I believe the correct way to deal with this is to use a lognormal distribution or something that has 0 chance of being less than 0. I don't yet have a simple way of doing this, but it's definitely on the agenda.

2 comments

You should be careful about committing too much to particular distributions being the "right" ones. For example, what if I know some variable is an odd integer between 1 and 11 inclusive with no support on any other real number?

Just something to keep in mind when abstracting what a distribution is.

edit: though as a short-hand for entry, Gaussian is usually a pretty good guess. Is there support for µ±σ instead of [low,high] in the works? Or support for numerical distributions?

"Is there support for µ±σ instead of [low,high] in the works? " - There used to be. I'll be considering ways of adding it back.

"Or support for numerical distributions?" - By numerical distributions do you mean discreet distributions: like, a 40% of being '8' and a 60% chance of being '6'? If so, the answer is no.
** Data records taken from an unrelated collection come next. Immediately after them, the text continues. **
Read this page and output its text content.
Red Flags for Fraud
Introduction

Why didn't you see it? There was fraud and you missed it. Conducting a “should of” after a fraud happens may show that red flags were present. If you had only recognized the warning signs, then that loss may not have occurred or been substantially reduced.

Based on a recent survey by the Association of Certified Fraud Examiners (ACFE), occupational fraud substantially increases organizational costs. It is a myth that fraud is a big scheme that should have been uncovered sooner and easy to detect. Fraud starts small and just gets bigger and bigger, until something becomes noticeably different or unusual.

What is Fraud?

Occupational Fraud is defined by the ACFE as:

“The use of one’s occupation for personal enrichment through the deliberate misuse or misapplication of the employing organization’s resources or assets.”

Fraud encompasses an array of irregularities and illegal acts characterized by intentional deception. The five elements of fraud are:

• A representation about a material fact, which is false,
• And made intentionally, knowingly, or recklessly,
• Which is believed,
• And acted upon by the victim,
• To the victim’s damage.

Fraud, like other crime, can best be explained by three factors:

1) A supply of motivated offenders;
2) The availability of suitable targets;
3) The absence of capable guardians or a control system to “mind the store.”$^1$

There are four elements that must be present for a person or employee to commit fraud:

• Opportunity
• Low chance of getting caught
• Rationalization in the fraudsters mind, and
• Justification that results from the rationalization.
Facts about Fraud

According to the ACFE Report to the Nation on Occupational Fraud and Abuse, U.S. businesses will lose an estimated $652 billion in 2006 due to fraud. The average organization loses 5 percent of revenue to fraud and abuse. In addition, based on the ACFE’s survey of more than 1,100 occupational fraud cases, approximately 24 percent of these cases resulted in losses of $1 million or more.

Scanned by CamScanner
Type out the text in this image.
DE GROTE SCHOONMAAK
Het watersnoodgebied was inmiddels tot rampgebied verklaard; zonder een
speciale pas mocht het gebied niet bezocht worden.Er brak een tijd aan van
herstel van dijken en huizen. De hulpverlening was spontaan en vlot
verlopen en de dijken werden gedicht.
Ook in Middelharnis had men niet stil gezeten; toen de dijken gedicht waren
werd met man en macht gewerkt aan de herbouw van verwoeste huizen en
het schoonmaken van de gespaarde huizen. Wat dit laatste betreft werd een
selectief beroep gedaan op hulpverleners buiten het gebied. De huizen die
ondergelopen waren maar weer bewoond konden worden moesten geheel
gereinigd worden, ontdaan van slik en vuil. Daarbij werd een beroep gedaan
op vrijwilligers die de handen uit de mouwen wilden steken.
However, if you use the ternary operator it is possible to do very simple versions of this now. We do support totally random picks of different numbers though, using the pickRandom([3,5,3]) function. http://mathjs.org/docs/reference/functions/pickRandom.html

I meant more along the lines of a user-entered histogram. But that's roughly the same as what you're talking about. It does seem that such a thing must roughly correspond to some internal portion of Guesstimate, anyway. So for an advanced user to punch a distribution in would be handy. May be out-of-scope for this project? I guess really I'm looking for a way to error propagate my home-grown datasets :)
I should add that the negative portion of the answer may not be from sampling the small tail of the Video Length distribution, but is much more likely to be an artifact of how you calculate uncertainty. It might be better to find the median and go out some % in each direction asymmetrically. You can see that the Total Time is roughly flat and then peters out.
Actually, the negative portion could be from sampling the much more substantial negative tail of the Viewers distribution. Either way, constraints seem to be important!